O Governo de Cabo Verde reiterou que o arquipélago não regista surtos de doenças gastrointestinais, após relatos em a imprensa britânica sobre a morte de um turista associado a infecções intestinais. O comunicado oficial foi partilhado pela Lusa.

O Ministério do Turismo afirma que não há evidência de surtos nas ilhas do Sal e da Boa Vista, com os casos a manterem-se dentro do esperado para esta época. Descreve a vigilância epidemiológica como activa e ligada às autoridades de saúde e aos operadores turísticos.

As autoridades destacam que os dados disponíveis não revelam alterações anormais na situação epidemiológica global. O turismo cabo-verdiano é apresentado como seguro, com um apelo ao rigor editorial na comunicação de casos.

Narrativas que induzem medo

O Ministério do Turismo indica que não foram verificadas alterações que justifiquem campanhas de alarmismo. A nota sublinha que os factos mostram Cabo Verde como destino seguro, recomendando-se e mantendo-se entre os mais procurados do Atlântico.

A nota critica títulos sensacionalistas que descontextualizam casos isolados, prejudicando a reputação do país. Reitera o apoio a operadores turísticos internacionais e nacionais, com acções de formação em normas HACCP a mais de 300 operadores locais.

O ministério acrescenta que as sete baixas de turistas britânicos ocorreram ao longo de três anos, num só foco de contaminação já intervencionado. Aponta para reforço de formação em higiene alimentar e segurança para operadores locais.

Situação recente e contexto

A imprensa britânica reportou a morte de um turista britânico na ilha do Sal, elevando para sete o total de casos desde 2023. Em fevereiro, famílias de turistas britânicos acionaram processos contra operadores de viagens após contaminações associadas a negócios turísticos.

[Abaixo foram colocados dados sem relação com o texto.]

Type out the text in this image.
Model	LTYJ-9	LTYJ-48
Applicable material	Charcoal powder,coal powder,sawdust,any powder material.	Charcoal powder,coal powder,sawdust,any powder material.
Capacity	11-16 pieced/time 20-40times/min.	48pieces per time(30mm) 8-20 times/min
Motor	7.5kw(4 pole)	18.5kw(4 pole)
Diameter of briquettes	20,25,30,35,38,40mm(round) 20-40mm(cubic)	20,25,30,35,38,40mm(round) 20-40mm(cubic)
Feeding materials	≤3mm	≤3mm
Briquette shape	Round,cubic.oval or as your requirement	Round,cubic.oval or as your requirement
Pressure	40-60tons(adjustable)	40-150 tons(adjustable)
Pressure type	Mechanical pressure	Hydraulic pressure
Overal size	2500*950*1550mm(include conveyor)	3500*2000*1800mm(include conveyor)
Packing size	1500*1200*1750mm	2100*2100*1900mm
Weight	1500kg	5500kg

O ministro da Saúde, na altura, comentou inexistir evidência de surto ativo de shigelose em Cabo Verde. Em março, o INSP reportou detecção de Shigella em água de rega de produtos para hotéis, nas ilhas do Sal e da Boa Vista.

A instituição indicou que a Shigella Sonnei foi identificada nas amostras, levantando a hipótese de introdução da bactéria no país. O ECDC havia emitido um aviso para viajantes por um risco moderado de gastroenterites na região.